People are asked to perform a visual evaluation of the stream quality and its recreational viability when they visit a stream or creek and enter their observations at the project's website listed above. Along with their observations, participants will be asked to upload photos and include the location of the waterway. Feldpausch-Parker, reminds people to also follow all COVID-19 safety guidelines including social distancing and masking while out on the waterways.

The survey is modeled after one used by the New York State Department of Environmental Conservation (DEC), when they collect water quality samples, according to Feldpausch-Parker, as they also conduct visual and olfactory assessments of the water.
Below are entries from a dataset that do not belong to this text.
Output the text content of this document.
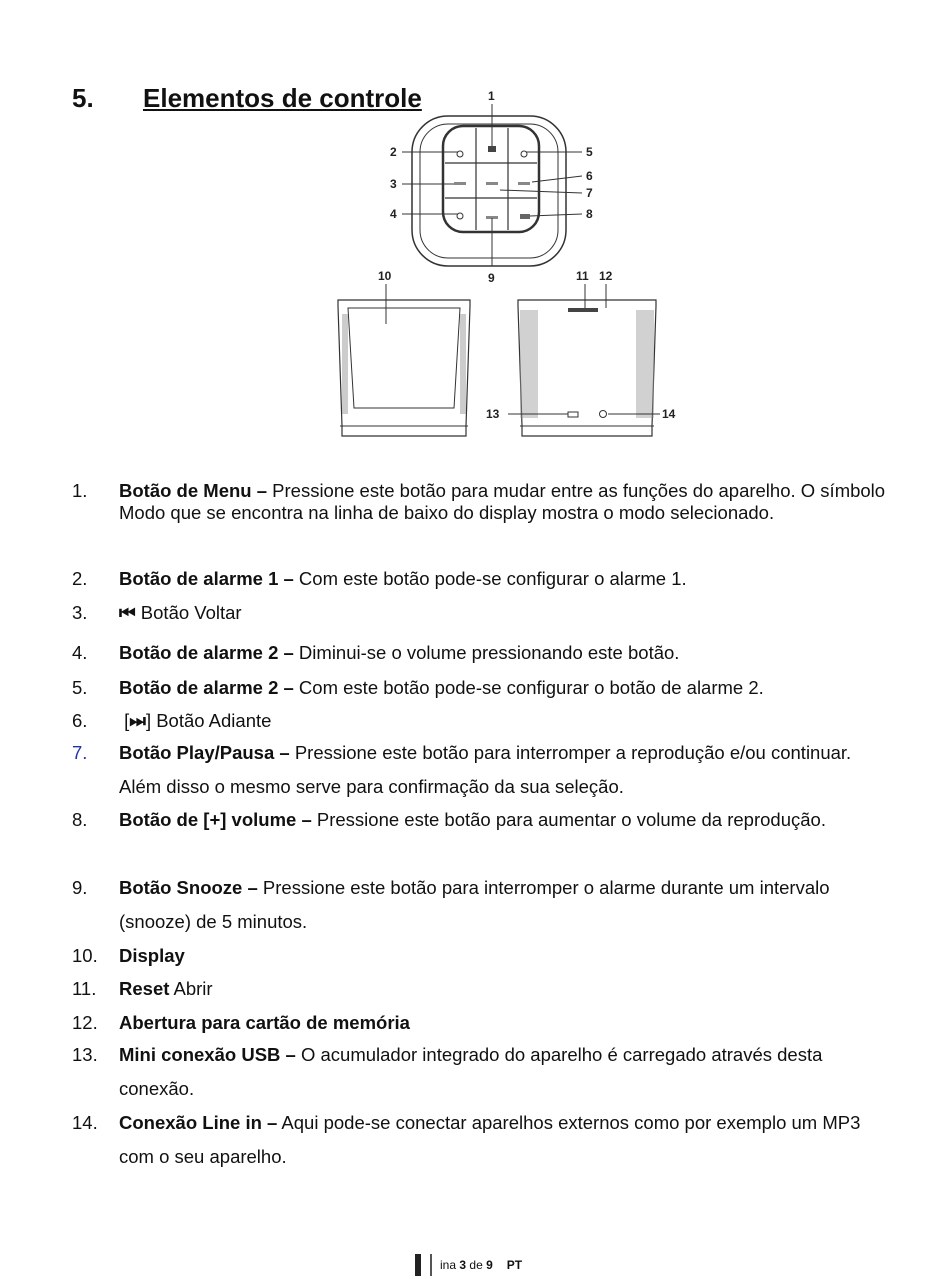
5. Elementos de controle	1
2
3
4
5
6
7
8
9
10	11 12
13	14
1. Botão de Menu – Pressione este botão para mudar entre as funções do aparelho. O símbolo Modo que se encontra na linha de baixo do display mostra o modo selecionado.
2. Botão de alarme 1 – Com este botão pode-se configurar o alarme 1.
3. ⏮ Botão Voltar
4. Botão de alarme 2 – Diminui-se o volume pressionando este botão.
5. Botão de alarme 2 – Com este botão pode-se configurar o botão de alarme 2.
6. [⏭] Botão Adiante
7. Botão Play/Pausa – Pressione este botão para interromper a reprodução e/ou continuar. Além disso o mesmo serve para confirmação da sua seleção.
8. Botão de [+] volume – Pressione este botão para aumentar o volume da reprodução.
9. Botão Snooze – Pressione este botão para interromper o alarme durante um intervalo (snooze) de 5 minutos.
10. Display
11. Reset Abrir
12. Abertura para cartão de memória
13. Mini conexão USB – O acumulador integrado do aparelho é carregado através desta conexão.
14. Conexão Line in – Aqui pode-se conectar aparelhos externos como por exemplo um MP3 com o seu aparelho.
ina 3 de 9 PT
"After a while of collecting the surveys, the DEC technicians were able to determine that the visual observations matched up well to the actual water quality, the biochemistry," said Feldpausch-Parker, associate professor in the Department of Environmental Studies.

Now researchers want to see if it's possible to get the public to assist in determining water quality in moving water bodies using a similar observation-based survey.

"People use their observations to determine if they want to use a waterway," she said, "whether it's for kayaking, fishing or walking along a creek bed, so we tried to capture different kinds of recreational activities to see how people are using the system."

Surveying will be conducted until the end of August and covers roughly a 50-mile radius from Syracuse, New York.

Once a survey is submitted a team from ESF will follow-up on survey responses by collecting water samples from the locations where they were submitted. These samples will be analyzed for water quality-indicating parameters and will be compared to survey responses. The DEC aims to use these reports to inform water quality monitoring efforts beyond the DEC's Department of Water's routine monitoring network of rivers and streams, according to the project's website.

"This allows us to determine how good of a match that person's perception of the stream is to the actual water quality," said Feldpausch-Parker. Researchers are also interested in people's recreational use of the area's waterways.

"Once the data is returned, we'll be able to compare the surveys to the actual biochemistry," she said. They'll also be able to determine who is using the waterways and for what activities.

The team is interested in sampling across a water quality gradient.

"We want to sample systems that have no impairment to being highly impaired," she said. "That would include the range of 'this is beautiful, gorgeous scenery and I don't see any problems with it' to 'I'm not going to put a toe in that water."

Along with Feldpausch-Parker, the CREEQ research team includes Dr. Valerie Luzadis, co-principal investigator, graduate research assistant and project manager Delaney Demro, and undergraduate research aides Gillian Hall and Colin Gerlach. The study is sponsored by the DEC.